L’intervalle qui sépare la publication de ces deux ouvrages ne fut pas stérile : l’auteur donna l’Histoire byzantine(Paris, 1680, in-fol.), éclaircie par un double commentaire dont l’un contient, outre les familles et les généalogies des empereurs de Constantinople, avec leurs médailles et quelques portraits, les familles dalmatiques et turques ; l’autre, une description de Constantinople, telle que fut cette ville sous les empereurs chrétiens. L’année 1686 vit une édition nouvelle en 2 vol. in-fol., des Annales de Zonare, texte grec, avec une version latine de Jérôme Wolphius, revue et annotée par Du Cange. Quelques notes sur Nicéphore Grégoras insérées dans les volumes qu’en a donnés Boivin sont dues encore à cet infatigable savant, le seul homme de France et peut-être de l’Europe, canote au l’a dit, qui eût lu d’un bout à l’autre la Byzantine en grec.

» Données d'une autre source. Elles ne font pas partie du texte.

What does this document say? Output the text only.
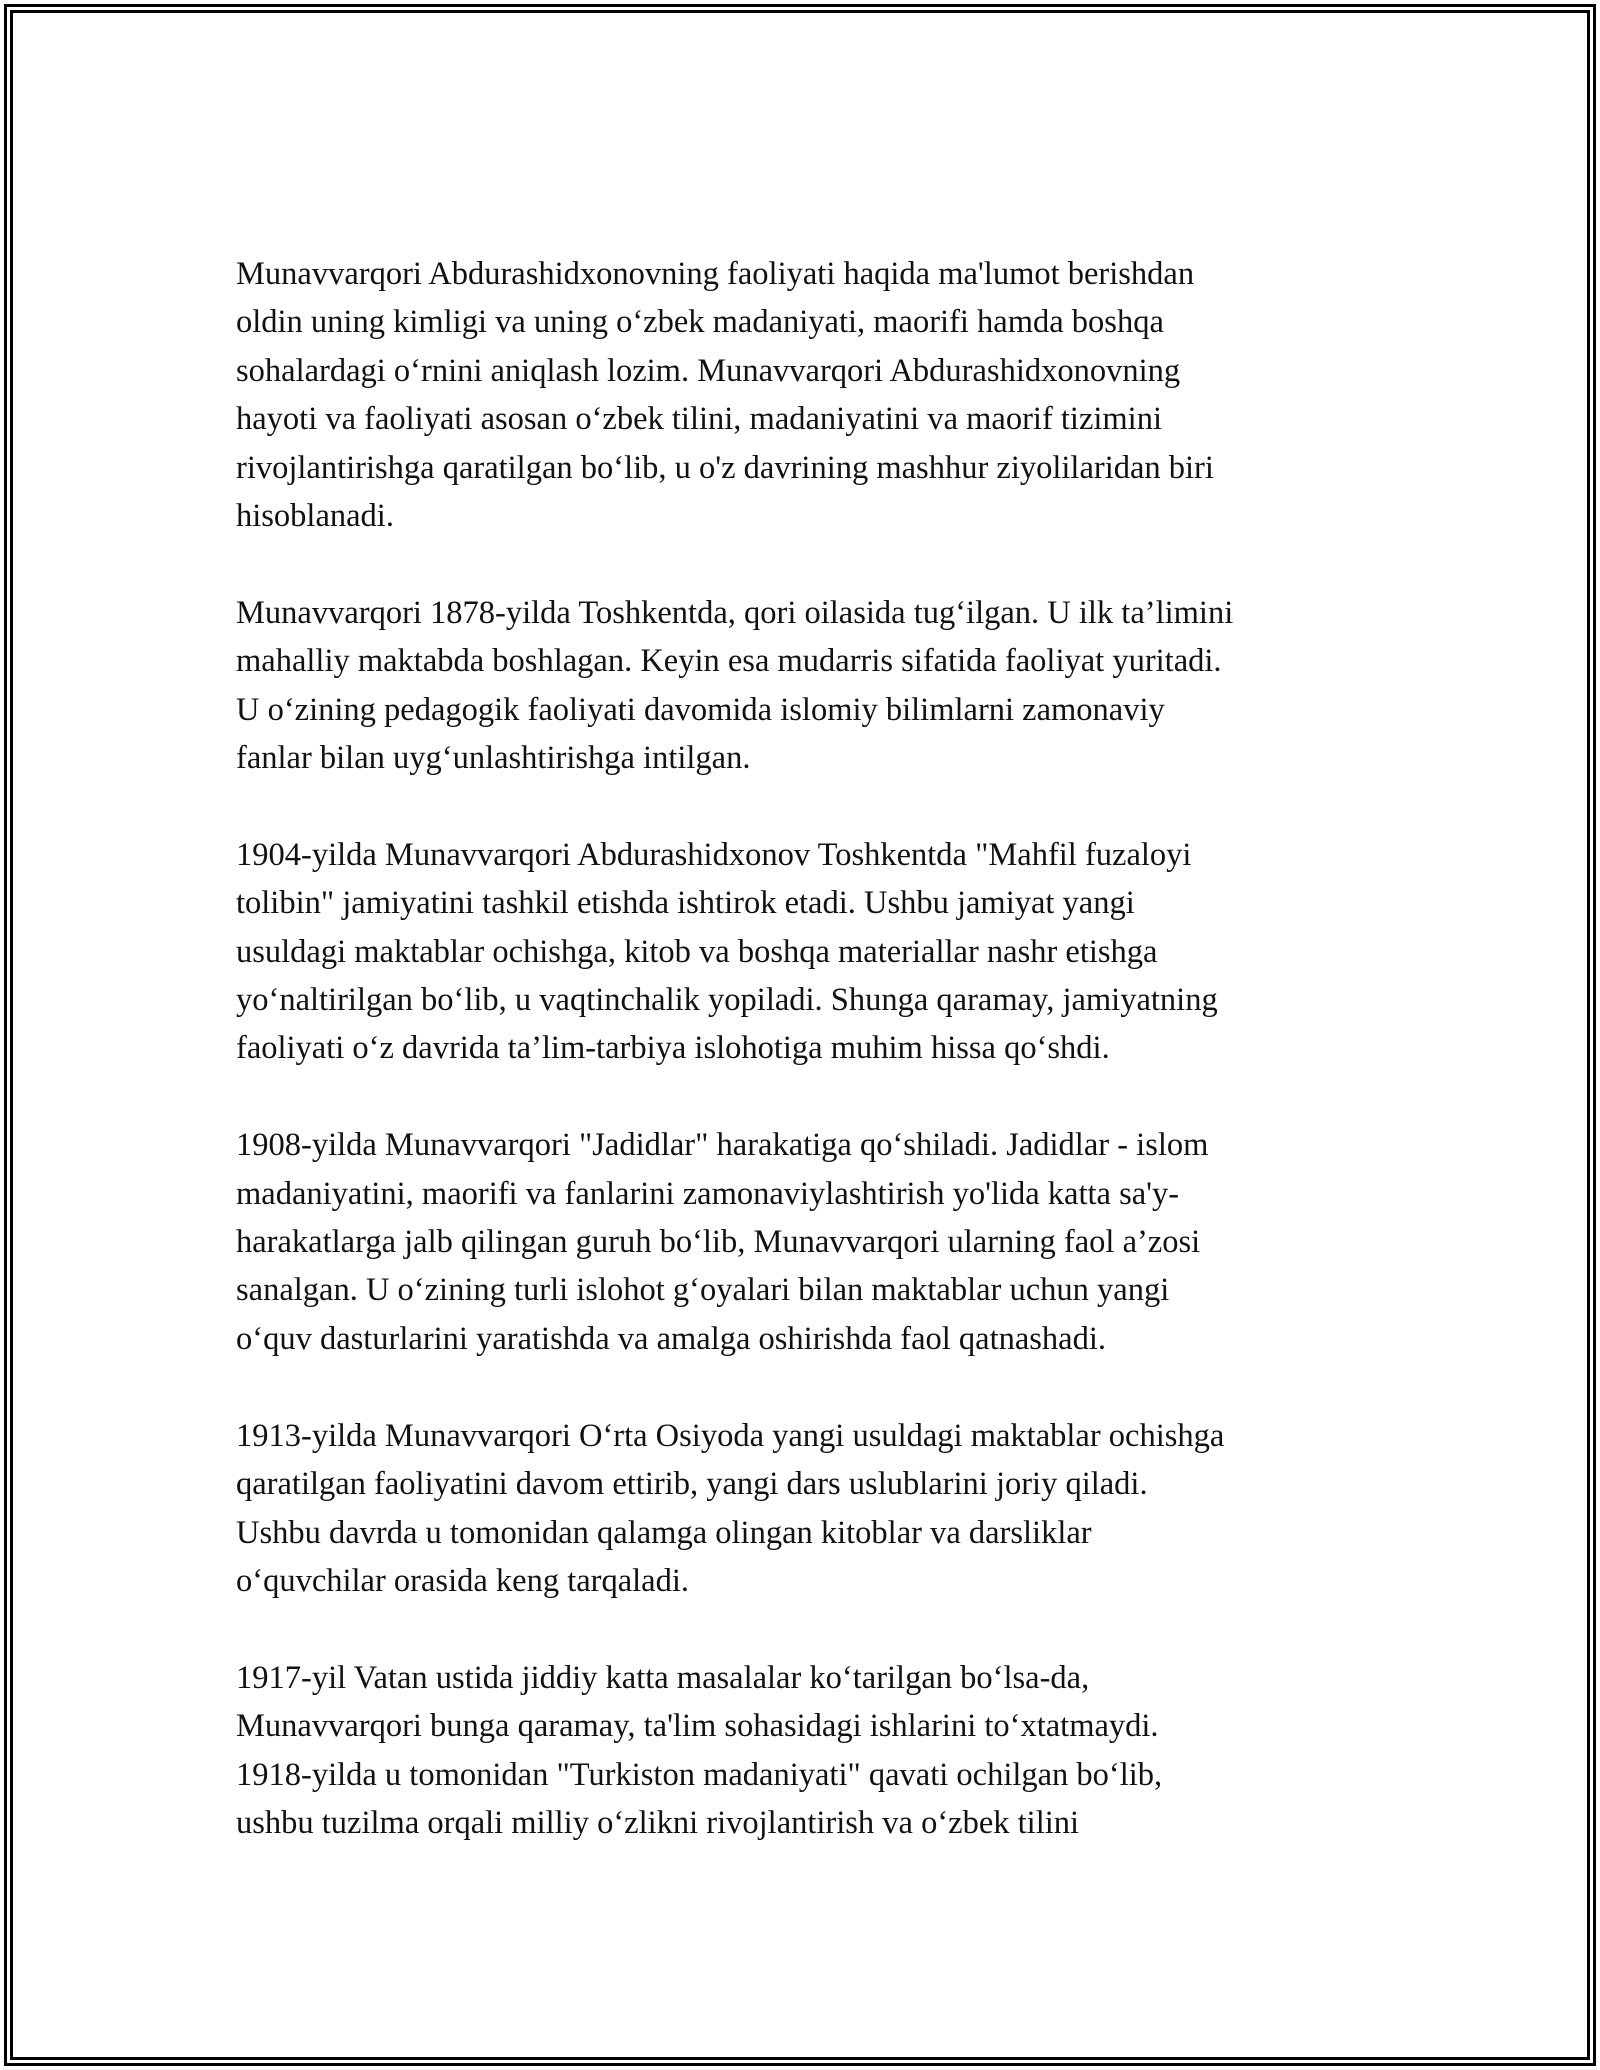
Munavvarqori Abdurashidxonovning faoliyati haqida ma'lumot berishdan
oldin uning kimligi va uning o‘zbek madaniyati, maorifi hamda boshqa
sohalardagi o‘rnini aniqlash lozim. Munavvarqori Abdurashidxonovning
hayoti va faoliyati asosan o‘zbek tilini, madaniyatini va maorif tizimini
rivojlantirishga qaratilgan bo‘lib, u o'z davrining mashhur ziyolilaridan biri
hisoblanadi.

Munavvarqori 1878-yilda Toshkentda, qori oilasida tug‘ilgan. U ilk ta’limini
mahalliy maktabda boshlagan. Keyin esa mudarris sifatida faoliyat yuritadi.
U o‘zining pedagogik faoliyati davomida islomiy bilimlarni zamonaviy
fanlar bilan uyg‘unlashtirishga intilgan.

1904-yilda Munavvarqori Abdurashidxonov Toshkentda "Mahfil fuzaloyi
tolibin" jamiyatini tashkil etishda ishtirok etadi. Ushbu jamiyat yangi
usuldagi maktablar ochishga, kitob va boshqa materiallar nashr etishga
yo‘naltirilgan bo‘lib, u vaqtinchalik yopiladi. Shunga qaramay, jamiyatning
faoliyati o‘z davrida ta’lim-tarbiya islohotiga muhim hissa qo‘shdi.

1908-yilda Munavvarqori "Jadidlar" harakatiga qo‘shiladi. Jadidlar - islom
madaniyatini, maorifi va fanlarini zamonaviylashtirish yo'lida katta sa'y-
harakatlarga jalb qilingan guruh bo‘lib, Munavvarqori ularning faol a’zosi
sanalgan. U o‘zining turli islohot g‘oyalari bilan maktablar uchun yangi
o‘quv dasturlarini yaratishda va amalga oshirishda faol qatnashadi.

1913-yilda Munavvarqori O‘rta Osiyoda yangi usuldagi maktablar ochishga
qaratilgan faoliyatini davom ettirib, yangi dars uslublarini joriy qiladi.
Ushbu davrda u tomonidan qalamga olingan kitoblar va darsliklar
o‘quvchilar orasida keng tarqaladi.

1917-yil Vatan ustida jiddiy katta masalalar ko‘tarilgan bo‘lsa-da,
Munavvarqori bunga qaramay, ta'lim sohasidagi ishlarini to‘xtatmaydi.
1918-yilda u tomonidan "Turkiston madaniyati" qavati ochilgan bo‘lib,
ushbu tuzilma orqali milliy o‘zlikni rivojlantirish va o‘zbek tilini
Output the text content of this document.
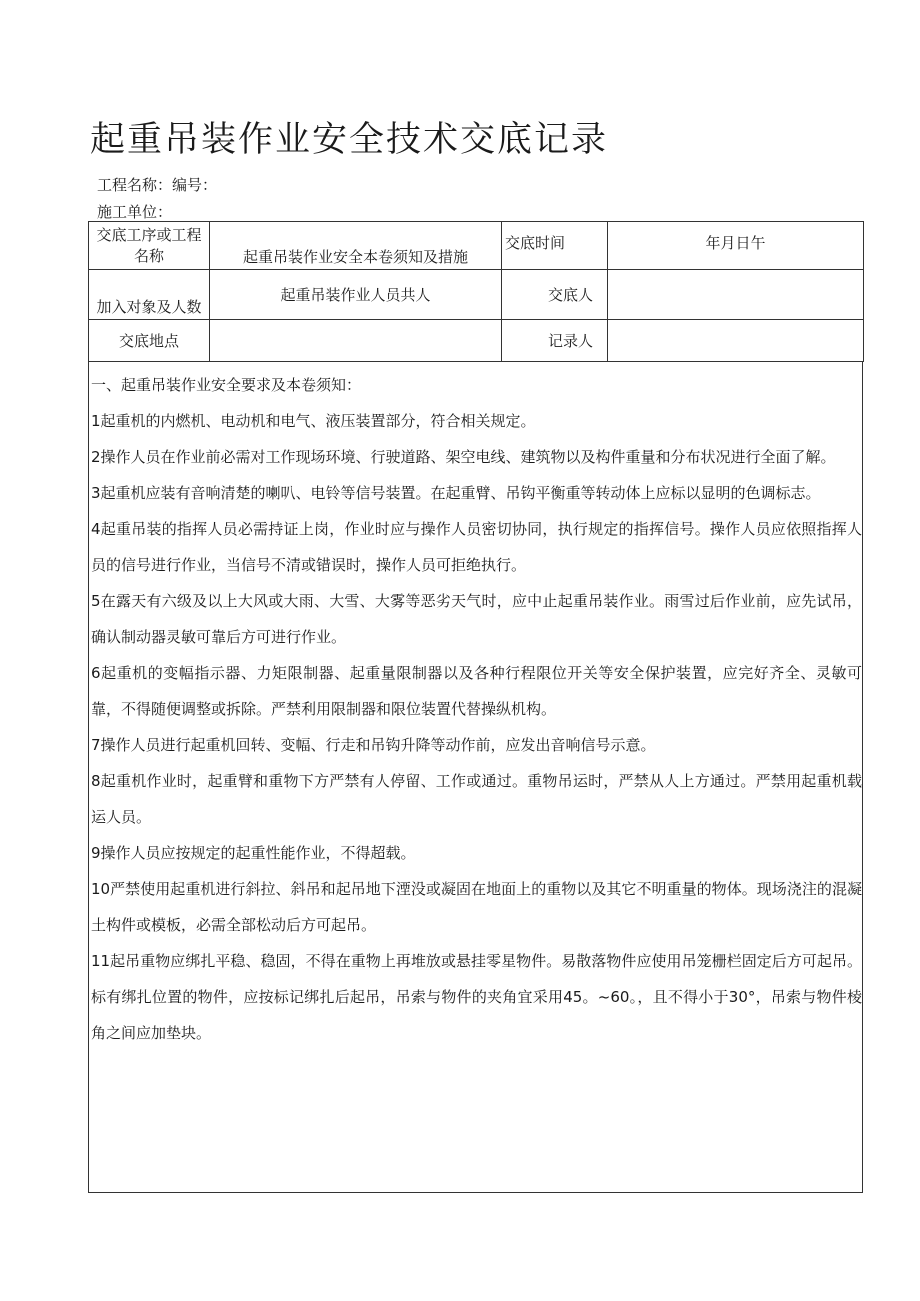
起重吊装作业安全技术交底记录
工程名称：编号：
施工单位：
交底工序或工程
名称	起重吊装作业安全本卷须知及措施	交底时间	年月日午
加入对象及人数	起重吊装作业人员共人	交底人	
交底地点		记录人	
一、起重吊装作业安全要求及本卷须知：
1起重机的内燃机、电动机和电气、液压装置部分，符合相关规定。
2操作人员在作业前必需对工作现场环境、行驶道路、架空电线、建筑物以及构件重量和分布状况进行全面了解。
3起重机应装有音响清楚的喇叭、电铃等信号装置。在起重臂、吊钩平衡重等转动体上应标以显明的色调标志。
4起重吊装的指挥人员必需持证上岗，作业时应与操作人员密切协同，执行规定的指挥信号。操作人员应依照指挥人员的信号进行作业，当信号不清或错误时，操作人员可拒绝执行。
5在露天有六级及以上大风或大雨、大雪、大雾等恶劣天气时，应中止起重吊装作业。雨雪过后作业前，应先试吊，确认制动器灵敏可靠后方可进行作业。
6起重机的变幅指示器、力矩限制器、起重量限制器以及各种行程限位开关等安全保护装置，应完好齐全、灵敏可靠，不得随便调整或拆除。严禁利用限制器和限位装置代替操纵机构。
7操作人员进行起重机回转、变幅、行走和吊钩升降等动作前，应发出音响信号示意。
8起重机作业时，起重臂和重物下方严禁有人停留、工作或通过。重物吊运时，严禁从人上方通过。严禁用起重机载运人员。
9操作人员应按规定的起重性能作业，不得超载。
10严禁使用起重机进行斜拉、斜吊和起吊地下湮没或凝固在地面上的重物以及其它不明重量的物体。现场浇注的混凝土构件或模板，必需全部松动后方可起吊。
11起吊重物应绑扎平稳、稳固，不得在重物上再堆放或悬挂零星物件。易散落物件应使用吊笼栅栏固定后方可起吊。标有绑扎位置的物件，应按标记绑扎后起吊，吊索与物件的夹角宜采用45。~60。，且不得小于30°，吊索与物件棱角之间应加垫块。
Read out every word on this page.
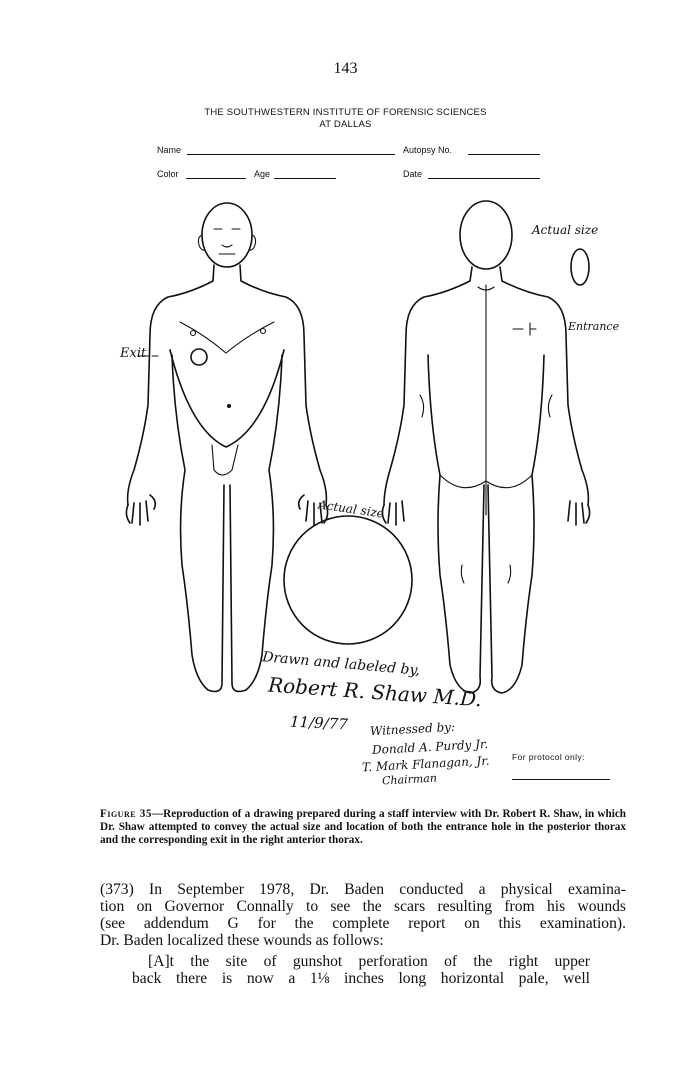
143
THE SOUTHWESTERN INSTITUTE OF FORENSIC SCIENCES
AT DALLAS
Name	Autopsy No.
Color	Age	Date
Exit
Entrance
Actual size
Actual size
Drawn and labeled by,
Robert R. Shaw M.D.
11/9/77 Witnessed by:
Donald A. Purdy Jr.
T. Mark Flanagan, Jr.
Chairman
For protocol only:
Figure 35—Reproduction of a drawing prepared during a staff interview with Dr. Robert R. Shaw, in which Dr. Shaw attempted to convey the actual size and location of both the entrance hole in the posterior thorax and the corresponding exit in the right anterior thorax.
(373) In September 1978, Dr. Baden conducted a physical examina-
tion on Governor Connally to see the scars resulting from his wounds
(see addendum G for the complete report on this examination).
Dr. Baden localized these wounds as follows:
[A]t the site of gunshot perforation of the right upper
back there is now a 1⅛ inches long horizontal pale, well
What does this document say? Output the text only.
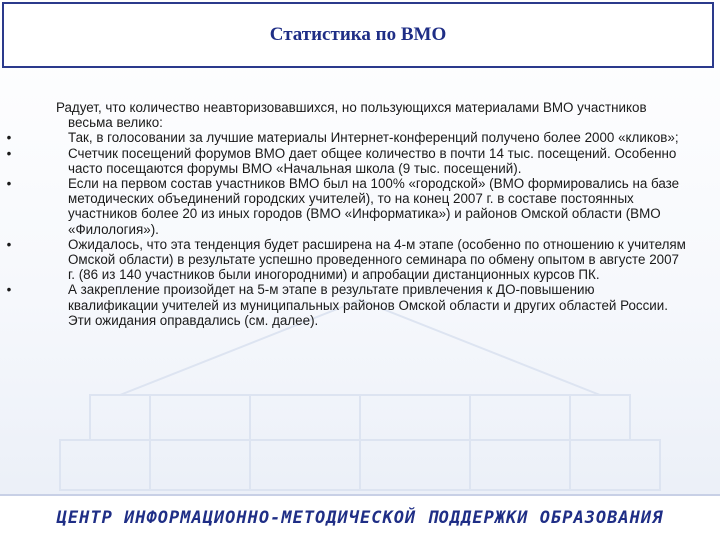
Статистика по ВМО

Радует, что количество неавторизовавшихся, но пользующихся материалами ВМО участников весьма велико:

•	Так, в голосовании за лучшие материалы Интернет-конференций получено более 2000 «кликов»;
•	Счетчик посещений форумов ВМО дает общее количество в почти 14 тыс. посещений. Особенно часто посещаются форумы ВМО «Начальная школа (9 тыс. посещений).
•	Если на первом состав участников ВМО был на 100% «городской» (ВМО формировались на базе методических объединений городских учителей), то на конец 2007 г. в составе постоянных участников более 20 из иных городов (ВМО «Информатика») и районов Омской области (ВМО «Филология»).
•	Ожидалось, что эта тенденция будет расширена на 4-м этапе (особенно по отношению к учителям Омской области) в результате успешно проведенного семинара по обмену опытом в августе 2007 г. (86 из 140 участников были иногородними) и апробации дистанционных курсов ПК.
•	А закрепление произойдет на 5-м этапе в результате привлечения к ДО-повышению квалификации учителей из муниципальных районов Омской области и других областей России. Эти ожидания оправдались (см. далее).
ЦЕНТР ИНФОРМАЦИОННО-МЕТОДИЧЕСКОЙ ПОДДЕРЖКИ ОБРАЗОВАНИЯ
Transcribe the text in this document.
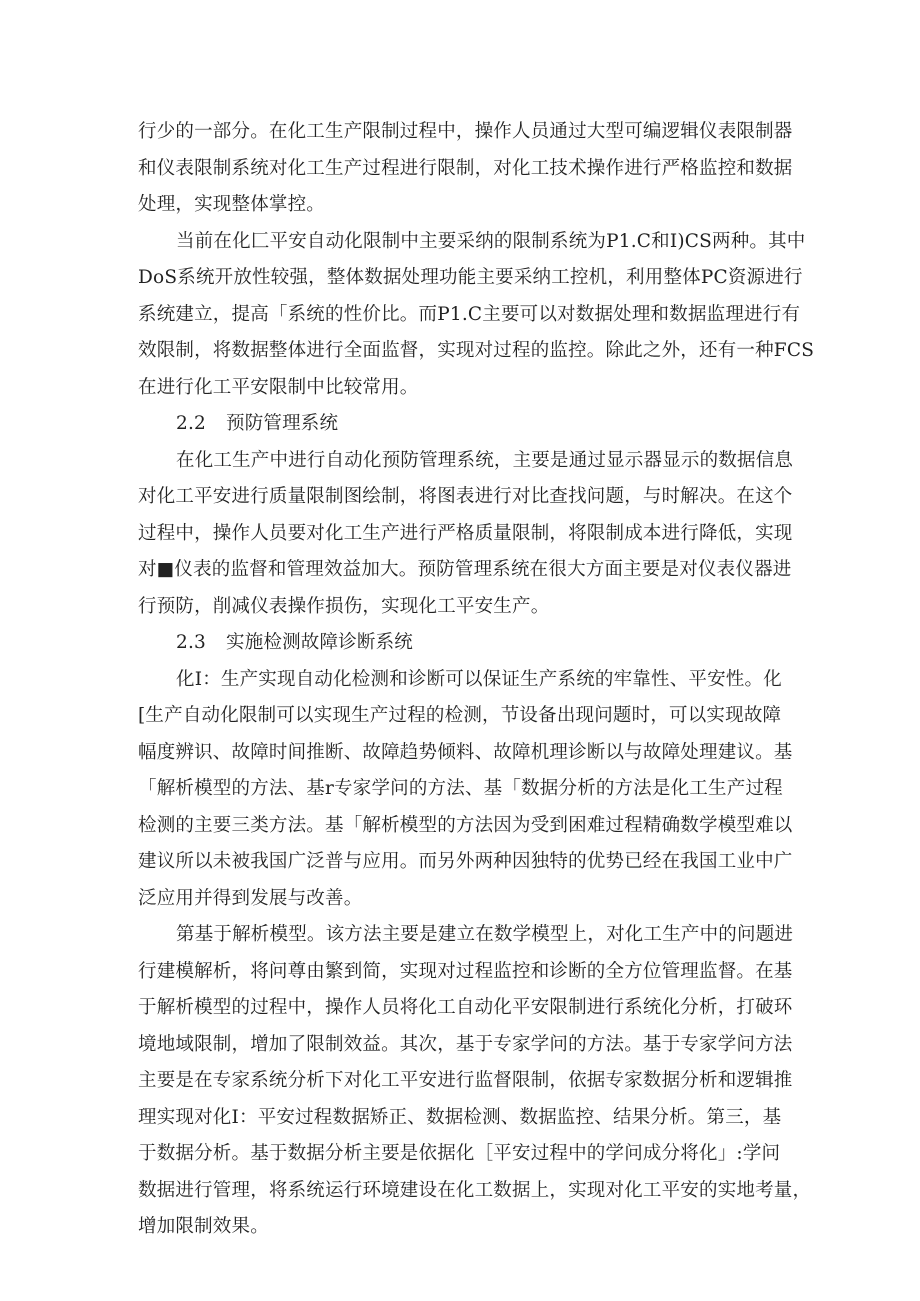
行少的一部分。在化工生产限制过程中，操作人员通过大型可编逻辑仪表限制器
和仪表限制系统对化工生产过程进行限制，对化工技术操作进行严格监控和数据
处理，实现整体掌控。

当前在化匚平安自动化限制中主要采纳的限制系统为P1.C和I)CS两种。其中
DoS系统开放性较强，整体数据处理功能主要采纳工控机，利用整体PC资源进行
系统建立，提高「系统的性价比。而P1.C主要可以对数据处理和数据监理进行有
效限制，将数据整体进行全面监督，实现对过程的监控。除此之外，还有一种FCS
在进行化工平安限制中比较常用。

2.2 预防管理系统

在化工生产中进行自动化预防管理系统，主要是通过显示器显示的数据信息
对化工平安进行质量限制图绘制，将图表进行对比查找问题，与时解决。在这个
过程中，操作人员要对化工生产进行严格质量限制，将限制成本进行降低，实现
对■仪表的监督和管理效益加大。预防管理系统在很大方面主要是对仪表仪器进
行预防，削减仪表操作损伤，实现化工平安生产。

2.3 实施检测故障诊断系统

化I：生产实现自动化检测和诊断可以保证生产系统的牢靠性、平安性。化
[生产自动化限制可以实现生产过程的检测，节设备出现问题时，可以实现故障
幅度辨识、故障时间推断、故障趋势倾料、故障机理诊断以与故障处理建议。基
「解析模型的方法、基r专家学问的方法、基「数据分析的方法是化工生产过程
检测的主要三类方法。基「解析模型的方法因为受到困难过程精确数学模型难以
建议所以未被我国广泛普与应用。而另外两种因独特的优势已经在我国工业中广
泛应用并得到发展与改善。

第基于解析模型。该方法主要是建立在数学模型上，对化工生产中的问题进
行建模解析，将问尊由繁到简，实现对过程监控和诊断的全方位管理监督。在基
于解析模型的过程中，操作人员将化工自动化平安限制进行系统化分析，打破环
境地域限制，增加了限制效益。其次，基于专家学问的方法。基于专家学问方法
主要是在专家系统分析下对化工平安进行监督限制，依据专家数据分析和逻辑推
理实现对化I：平安过程数据矫正、数据检测、数据监控、结果分析。第三，基
于数据分析。基于数据分析主要是依据化［平安过程中的学问成分将化」:学问
数据进行管理，将系统运行环境建设在化工数据上，实现对化工平安的实地考量，
增加限制效果。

Du Cange termina ses publications avec le Chronicon paschale a mundo condito ad Heraclii imperatoris annum vicesimum (Paris, 1689, in-fol.), tissu anonyme de divers auteurs, manuscrit découvert au milieu du XVIIe siècle en Sicile et mis au jour avant lui sous des titres qui en donnent une fausse idée, puisqu’il n’embrasse ni les fastes de la Sicile (fasta sicula) ni l’histoire d’Alexandrie (Chronicon Alexandrinum). Mais Du Cange, en réimprimant le texte corrigé, avec une nouvelle traduction latine, accompagnée de notes historiques et chronologiques, l’annonça sous un titre plus exact, car il est à la fois une chronique sèche et une supputation des années, des mois et des lunes, afin de trouver les jours auxquels on doit célébrer Pâques et les fêles mobiles.

Du Cange fut, après cinquante-cinq années d’une santé parfaite, attaqué d’une rétention d’urine pendant l’impression de cet ouvrage. Rien n’égala les douleurs aiguës de ses derniers jours, que sa constance à les supporter, vertu qu’il avait puisée dans une piété solide, le guide de toute sa vie et la compagne de sa mort. Il expira âgé de soixante-dix-huit ans.

Étienne Baluze, chargé par l’éditeur mourant de surveiller l’impression du Chronicon paschale, a tracé le portrait de son ami Du Cange dans une épître latine écrite à la postérité sous l’adresse de l’abbé Renaudot et mise en tête de l’édition. « Ducange, y est-il dit, était d’une taille un peu au-dessous de la moyenne ; il avait la tête bien proportionnée, les yeux charmants et pleins de feu, une belle figure, les traits distingués et l’air noble. S’il ne jouissait pas d’une extrême opulence, il possédait néanmoins une fortune honnête, et n’en désira jamais une plus grande, répétant qu’un homme de lettres devait se contenter d’une aisance qui lui permit de satisfaire son goût pour les livres. D’une humeur égale, jamais incommode, ne fatiguant personne, se prêtant sans réserve à ceux qui imploraient son appui, communiquant avec facilité les fruits de ses études, il était plus enclin à mériter les récompenses qu’à les solliciter. En effet, parmi les membres de l’Académie des inscriptions et belles-lettres, on n’a pas vu siéger ce savant laborieux, dont les travaux égalaient peut-être ceux de la compagnie entière. »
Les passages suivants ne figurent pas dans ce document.